Explore folk art and tribal art from India and all around the world through step-by-step folk art lessons, tribal art projects and painting masks sessions. But first, what do these terms folk art, tribal art and mask mean?
Folk Art and Tribal Art
Folk art is the art of peasants and common working people. It comes from culture and community of the people living in a region that has been practiced and handed over from one generation to the other. Each region has a distinctive style of their own folk art. This art is usually self-taught and it draws inspiration from everyday life. Find these intricately designed paintings on walls, rocks, and floors of huts in villages and also on items of daily use like cloth, wood, and metal.
Tribal art, on the other hand, is the art of tribes who moved from one region to the other. They have a religious aspect to it and therefore they paint in symbolic elements like you would see in totems.
Folk and Tribal Art of India
Here are folk and art forms of different states in India.
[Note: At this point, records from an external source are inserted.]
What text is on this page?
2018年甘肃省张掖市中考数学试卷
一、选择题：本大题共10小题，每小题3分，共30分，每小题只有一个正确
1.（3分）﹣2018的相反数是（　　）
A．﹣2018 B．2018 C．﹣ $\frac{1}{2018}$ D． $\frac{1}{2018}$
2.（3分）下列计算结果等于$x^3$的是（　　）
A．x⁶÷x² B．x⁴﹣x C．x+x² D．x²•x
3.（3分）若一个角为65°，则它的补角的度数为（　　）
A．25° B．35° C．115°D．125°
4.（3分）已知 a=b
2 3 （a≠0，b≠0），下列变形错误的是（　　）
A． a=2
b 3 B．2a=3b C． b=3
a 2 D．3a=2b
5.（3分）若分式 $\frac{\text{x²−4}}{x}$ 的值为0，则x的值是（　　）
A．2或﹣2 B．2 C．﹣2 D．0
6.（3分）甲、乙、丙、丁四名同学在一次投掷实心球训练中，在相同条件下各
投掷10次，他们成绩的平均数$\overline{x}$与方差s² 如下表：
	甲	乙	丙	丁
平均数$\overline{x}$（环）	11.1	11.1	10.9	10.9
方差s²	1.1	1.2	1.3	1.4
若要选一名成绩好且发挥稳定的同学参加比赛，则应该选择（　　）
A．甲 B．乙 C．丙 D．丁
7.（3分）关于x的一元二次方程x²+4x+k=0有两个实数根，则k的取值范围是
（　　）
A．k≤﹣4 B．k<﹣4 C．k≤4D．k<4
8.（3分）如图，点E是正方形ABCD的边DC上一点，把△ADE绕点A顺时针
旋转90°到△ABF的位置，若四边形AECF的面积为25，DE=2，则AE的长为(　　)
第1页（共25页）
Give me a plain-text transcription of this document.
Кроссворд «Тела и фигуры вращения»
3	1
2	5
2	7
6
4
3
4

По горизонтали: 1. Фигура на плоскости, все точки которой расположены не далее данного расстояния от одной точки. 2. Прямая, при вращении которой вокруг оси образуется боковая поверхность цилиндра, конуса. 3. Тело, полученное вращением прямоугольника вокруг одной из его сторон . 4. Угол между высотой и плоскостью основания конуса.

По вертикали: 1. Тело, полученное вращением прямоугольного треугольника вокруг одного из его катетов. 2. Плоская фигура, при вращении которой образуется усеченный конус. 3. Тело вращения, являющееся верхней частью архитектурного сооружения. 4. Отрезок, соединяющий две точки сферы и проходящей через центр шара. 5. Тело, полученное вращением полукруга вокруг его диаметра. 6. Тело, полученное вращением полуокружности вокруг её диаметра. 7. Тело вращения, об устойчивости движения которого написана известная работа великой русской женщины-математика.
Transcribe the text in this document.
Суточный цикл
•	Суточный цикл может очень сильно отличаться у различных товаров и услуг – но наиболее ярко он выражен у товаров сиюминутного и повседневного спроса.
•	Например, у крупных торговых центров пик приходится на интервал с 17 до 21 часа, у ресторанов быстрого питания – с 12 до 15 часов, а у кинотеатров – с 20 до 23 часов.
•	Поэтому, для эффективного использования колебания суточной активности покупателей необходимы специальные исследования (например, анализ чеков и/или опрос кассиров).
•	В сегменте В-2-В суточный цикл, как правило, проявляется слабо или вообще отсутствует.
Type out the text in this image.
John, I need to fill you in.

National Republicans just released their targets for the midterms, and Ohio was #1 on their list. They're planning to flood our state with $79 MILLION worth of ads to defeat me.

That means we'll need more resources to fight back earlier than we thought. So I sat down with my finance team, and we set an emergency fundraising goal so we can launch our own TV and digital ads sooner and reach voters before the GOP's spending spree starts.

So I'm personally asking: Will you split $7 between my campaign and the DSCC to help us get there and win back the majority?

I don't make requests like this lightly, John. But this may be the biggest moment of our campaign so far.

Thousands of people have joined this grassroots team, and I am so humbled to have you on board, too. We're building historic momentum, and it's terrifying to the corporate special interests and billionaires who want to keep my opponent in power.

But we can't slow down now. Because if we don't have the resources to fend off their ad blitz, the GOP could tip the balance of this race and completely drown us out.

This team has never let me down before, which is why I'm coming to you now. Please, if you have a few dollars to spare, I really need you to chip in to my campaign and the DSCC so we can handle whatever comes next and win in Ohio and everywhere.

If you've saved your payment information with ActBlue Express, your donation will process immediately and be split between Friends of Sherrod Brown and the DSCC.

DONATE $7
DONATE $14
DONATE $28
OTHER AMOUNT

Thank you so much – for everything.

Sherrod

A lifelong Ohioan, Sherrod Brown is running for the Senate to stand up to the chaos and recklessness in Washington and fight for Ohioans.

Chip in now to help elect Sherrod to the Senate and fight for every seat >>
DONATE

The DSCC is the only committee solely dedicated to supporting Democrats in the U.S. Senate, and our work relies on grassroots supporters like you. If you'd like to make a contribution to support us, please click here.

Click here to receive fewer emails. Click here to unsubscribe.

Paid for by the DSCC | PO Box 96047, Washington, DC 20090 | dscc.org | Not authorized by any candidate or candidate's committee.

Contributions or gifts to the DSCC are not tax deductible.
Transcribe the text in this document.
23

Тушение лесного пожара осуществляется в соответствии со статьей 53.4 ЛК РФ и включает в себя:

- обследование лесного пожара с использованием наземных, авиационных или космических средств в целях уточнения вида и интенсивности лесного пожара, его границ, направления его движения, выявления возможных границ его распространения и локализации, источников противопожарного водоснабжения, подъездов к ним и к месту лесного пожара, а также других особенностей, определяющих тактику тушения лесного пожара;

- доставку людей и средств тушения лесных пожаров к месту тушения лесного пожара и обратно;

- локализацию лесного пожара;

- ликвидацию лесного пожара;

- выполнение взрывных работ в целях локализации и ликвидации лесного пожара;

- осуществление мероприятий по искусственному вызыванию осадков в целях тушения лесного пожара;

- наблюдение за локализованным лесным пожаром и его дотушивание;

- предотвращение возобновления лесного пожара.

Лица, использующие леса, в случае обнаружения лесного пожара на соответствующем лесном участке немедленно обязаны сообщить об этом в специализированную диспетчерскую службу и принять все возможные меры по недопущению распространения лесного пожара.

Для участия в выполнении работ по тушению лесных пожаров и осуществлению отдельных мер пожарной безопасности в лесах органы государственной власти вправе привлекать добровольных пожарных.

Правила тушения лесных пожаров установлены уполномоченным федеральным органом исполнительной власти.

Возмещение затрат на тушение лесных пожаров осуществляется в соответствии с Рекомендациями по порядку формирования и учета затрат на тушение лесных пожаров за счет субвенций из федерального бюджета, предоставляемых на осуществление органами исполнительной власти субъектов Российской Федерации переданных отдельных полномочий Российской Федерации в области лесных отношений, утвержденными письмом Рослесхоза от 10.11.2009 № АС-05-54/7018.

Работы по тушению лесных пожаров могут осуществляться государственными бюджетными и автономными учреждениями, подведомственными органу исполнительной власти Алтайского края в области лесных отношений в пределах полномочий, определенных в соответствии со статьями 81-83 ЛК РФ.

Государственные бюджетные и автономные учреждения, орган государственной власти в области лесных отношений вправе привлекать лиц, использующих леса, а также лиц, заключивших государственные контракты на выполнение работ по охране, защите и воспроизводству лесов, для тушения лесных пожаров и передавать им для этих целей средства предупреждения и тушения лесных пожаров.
Warli Painting– These are beautiful scenes of rural India created in simple sketches on walls by the Warli tribes in Maharashtra and Western India. The folklore in the villages are easily drawn as triangular figures and they are in action doing various chores as done by the people in villages.
Bengal folk art in style of Jamini Roy – Jamini Roy loved painting large portraits of Santhals, the tribes of Bengal. His motifs and patterns typically depicted the traditional Bengal folk art.
Painting peacock in Indian Folk art style – Peacock is the national bird of India and here you will find peacock drawn in Madhubani style, Sohrai, Kalamkari, Bheenth Chitra, Bhil and much more.
Bhil Art is the traditional tribal art by the Bhil tribes in western and central India, mainly Madhya Pradesh. Bhil art show images of everyday life of villagers and these images are adorned with dots in distinctive patterns.
Kantha stitch style patterns to create motifs. Kantha stitch is a traditional stitch from Bengal. Kantha literally means a soft, light blanket and these blankets are created out of old sarees or soft cloth stitched together with small runs.
Rangoli or floor painting is an ancient tradition of drawing floral and geometrical patterns in front of the houses in India to welcome guests. These are also known as Kolam or Kolangal or Muggulu. Learn how to make Rangoli design with dots.
Folk and Aboriginal Art from other parts of the world
Aboriginal art from Canada – Norval Morrisseau created powerful earthly images of birds, animals, tribals, leaves and flowers in the aboriginal art style.
Haida art and Mexican or Mayan motifs – Haida art is the art of the Haida people, an indigenous group who lived in Northwest coast of America. Organic shapes were used to fill an object rather than geometric ones. Mayan motifs beautifully illustrate all sorts of animals, birds, fishes and other elements that formed a part of their culture.
Molas, Kuba cloth, and Hmong applique art – These are all fabric art design drawn on paper to learn how to make organic shapes and patterns. They are all forms of reverse applique work on fabric.
Scandinavian folk art is bright and colorful and has a distinctive style of its own. Explore the animals, the horse and bear and other elements of nature in this folk art style.
Painting roosters in the style Rooster of Barcelos, Portugal, and Polish folk art, Wycinanki.
Then we have the masks. Masks were worn by people in ancient times as an object or a covering of the face designed to disguise, perform, entertain and frighten others. Masks were made either of wood, clay, cloth or metal. Here we will paint some masks from different parts of the world.
How to draw a Tiki Head – Though not a mask, these tall statues of tiki heads were carved out of wood or stone by the ancient Hawaii, New Zealand, and Easter Island.
How to Make Hahoetal Masks – Hahoetal masks are masks from Korea carved from solid wood and later painted to create different characters of their famous, ritual dance dramas.
Cheriyal Masks – Cheriyal masks are bright and colorful masks created on wood or coconut shells worn by storytellers from Telegana regions. Chhau masks are worn by Chhau dancers from the eastern part of the country.